Hallihallo,
zur Abwechslung mal was Neues
Heute war ich bei der Ortoptistin meiner AA um Prismen ausmessen zu lassen, da die jetzige Teilkorrektur (5 von 11,5 gemessenen Prismen, B. außen) eindeutig zu schwach ist.
Sie überprüfte dabei auch meine Sehstärke.
Dabei kam heraus, dass ich auch mit 0,75dpt weniger als meinen jetztigen Stärken (l -5,0, r -2,25) auf einen Visus von 1,0 komme. Laut Aussage des letzten Sehtestes habe ich mit den Werten der Brille einen Visus von 1,1.
Nun möchte sie einen "objektiven Sehtest" am Apparat unter Pupillenerweiterung machen, um diese Werte zu überprüfen. Sollte sich herausstellen, dass meine Brille tatsächlich überkorrigiert, empfahl sie dringend, zunächst schwächere Gläser auszuprobieren, bevor die Prismen erhöht würden. Evt. auch eine extra Brille mit bewusster Unterkorrektor für die Bildschirmarbeit.
Dass eine Überkorrektur durch den höheren Akkommodationsaufwand im Nahbereich ein Innenschielen verstärkt, leuchtet mir ein.
Da ich auch den Eindruck habe, dass meine Brille recht stark verkleinert, könnte sogar etwas dran sein an der Überkorrektur.
Stutzig macht mich aber, dass ich im letzten halben Jahr insgesamt 6 Sehteste bei AAs und verschiedenen Optikern über mich ergehen lassen habe. Alle erbrachten, wenn auch zum Teil mit Schwankungen um 0,25dpt nach oben und unten, meine jetzigen Werte.
Daher drei Fragen
1. Kann es sein, dass sich durch das Prismentragen (5 insgesamt seit 4 Wochen)der Visus verbessert hat? Allerdings habe ich vorher auch schon MKH-Sehteste mit Prismen-Vollkorrektion gemacht, hätte das da nicht auch schon auffallen müssen?
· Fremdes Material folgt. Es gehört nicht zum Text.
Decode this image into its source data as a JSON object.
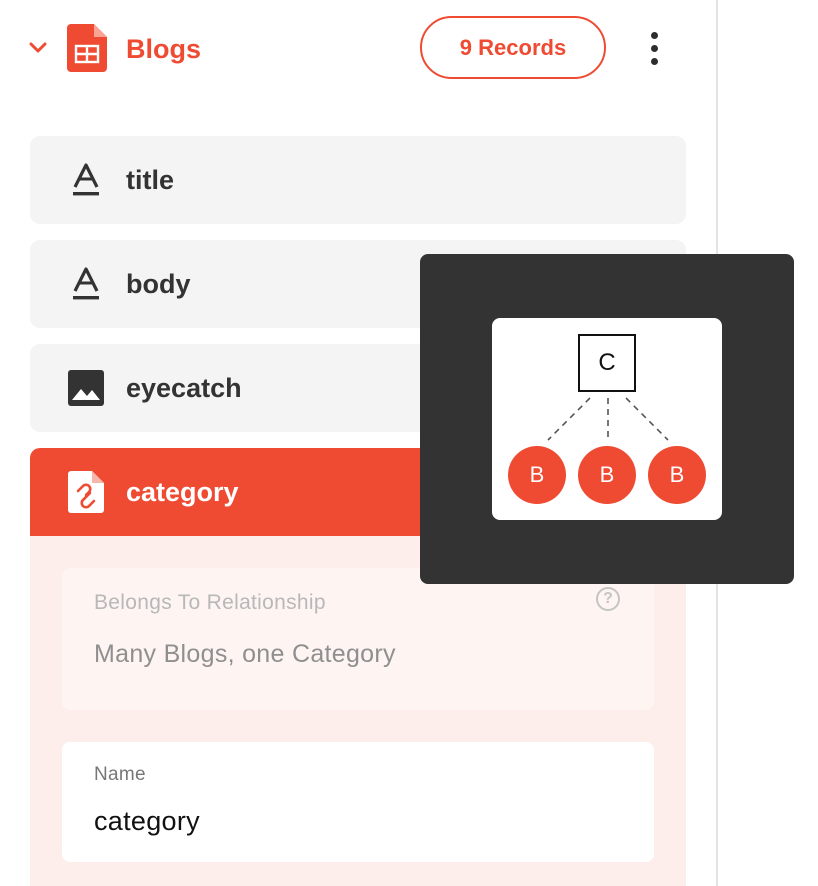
{
  "colors": {
    "accent": "#ef4b33",
    "accent_light": "#fdeeeb",
    "row_bg": "#f4f4f4",
    "tooltip_bg": "#333333",
    "text_dark": "#333333"
  },
  "model": {
    "name": "Blogs",
    "records_label": "9 Records",
    "icon": "table-icon",
    "expand_icon": "chevron-down-icon",
    "menu_icon": "kebab-menu-icon"
  },
  "fields": [
    {
      "label": "title",
      "icon": "text-field-icon"
    },
    {
      "label": "body",
      "icon": "text-field-icon"
    },
    {
      "label": "eyecatch",
      "icon": "image-field-icon"
    },
    {
      "label": "category",
      "icon": "relation-link-icon",
      "selected": true
    }
  ],
  "relationship": {
    "type_label": "Belongs To Relationship",
    "description": "Many Blogs, one Category",
    "help_icon": "help-icon"
  },
  "name_field": {
    "label": "Name",
    "value": "category"
  },
  "tooltip": {
    "parent_node": "C",
    "child_nodes": [
      "B",
      "B",
      "B"
    ]
  }
}
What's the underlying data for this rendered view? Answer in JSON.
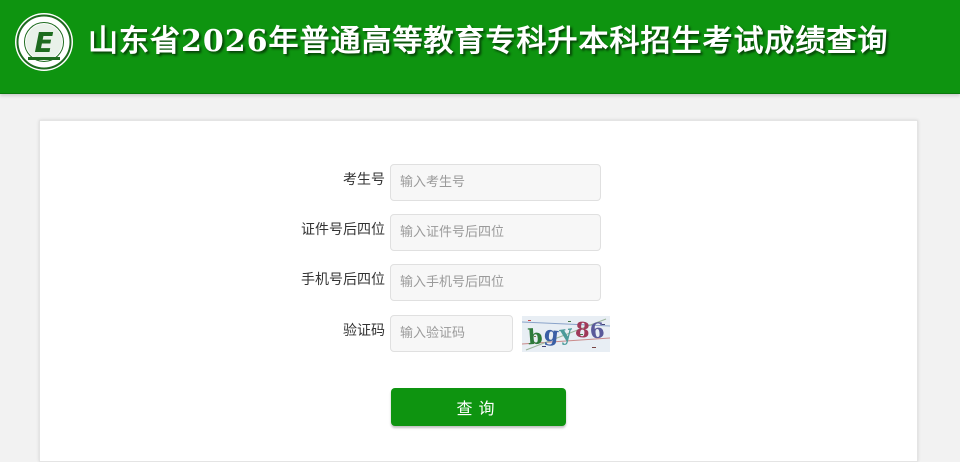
{
  "header": {
    "title": "山东省2026年普通高等教育专科升本科招生考试成绩查询",
    "logo_letter": "E",
    "background_color": "#0e9410"
  },
  "form": {
    "fields": [
      {
        "label": "考生号",
        "placeholder": "输入考生号",
        "value": ""
      },
      {
        "label": "证件号后四位",
        "placeholder": "输入证件号后四位",
        "value": ""
      },
      {
        "label": "手机号后四位",
        "placeholder": "输入手机号后四位",
        "value": ""
      },
      {
        "label": "验证码",
        "placeholder": "输入验证码",
        "value": ""
      }
    ],
    "captcha_text": "bgy86",
    "submit_label": "查询",
    "accent_color": "#0e9410"
  }
}
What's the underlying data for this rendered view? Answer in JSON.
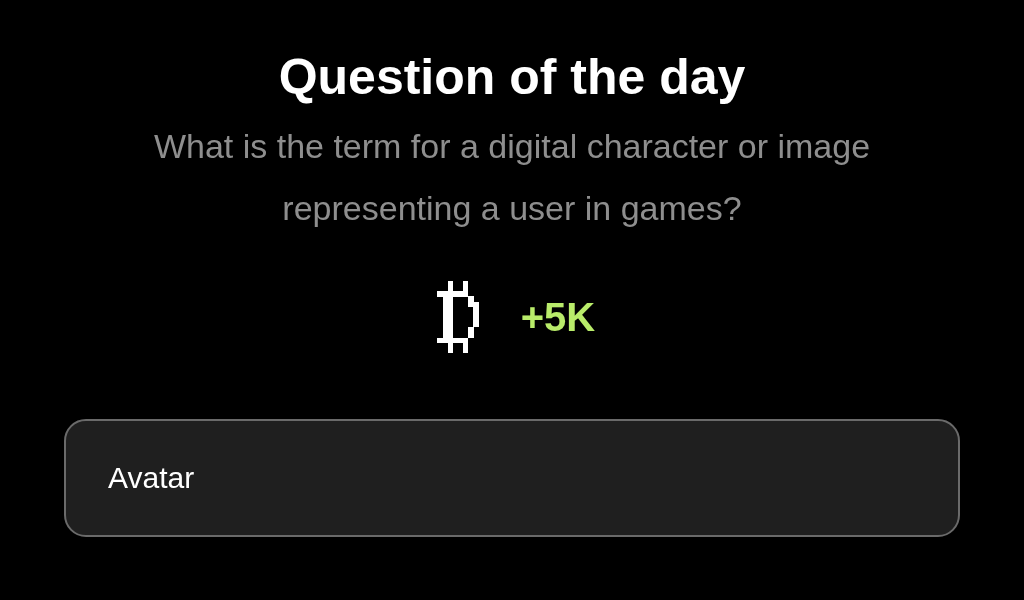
{
  "title": "Question of the day",
  "question": "What is the term for a digital character or image representing a user in games?",
  "reward": {
    "amount": "+5K"
  },
  "answer_field": {
    "value": "Avatar"
  }
}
2. Ich habe noch einen unkorrigierten Astigmatismus von -0,25 und -0,5. Kann daraus eine Überkorrektur entstanden sein? Wäre es evt. besser, den Astigmatismus mit zu korrigieren? Bisher wurde mir einhellig davon abgeraten.
3. Würde eine Unterkorrektur wirklich etwas bringen und um wieviel schwächer müsste sie sein, um Wirkung zu zeigen?
Dazu muss ich erwähnen, dass meine letzten Kontaktlinsen vor den Prismen auch leicht unterkorrigiert waren (l -4,0, r -1,75, visus
1,0), während die KL davor deutlich zu stark waren (l-5, r-3).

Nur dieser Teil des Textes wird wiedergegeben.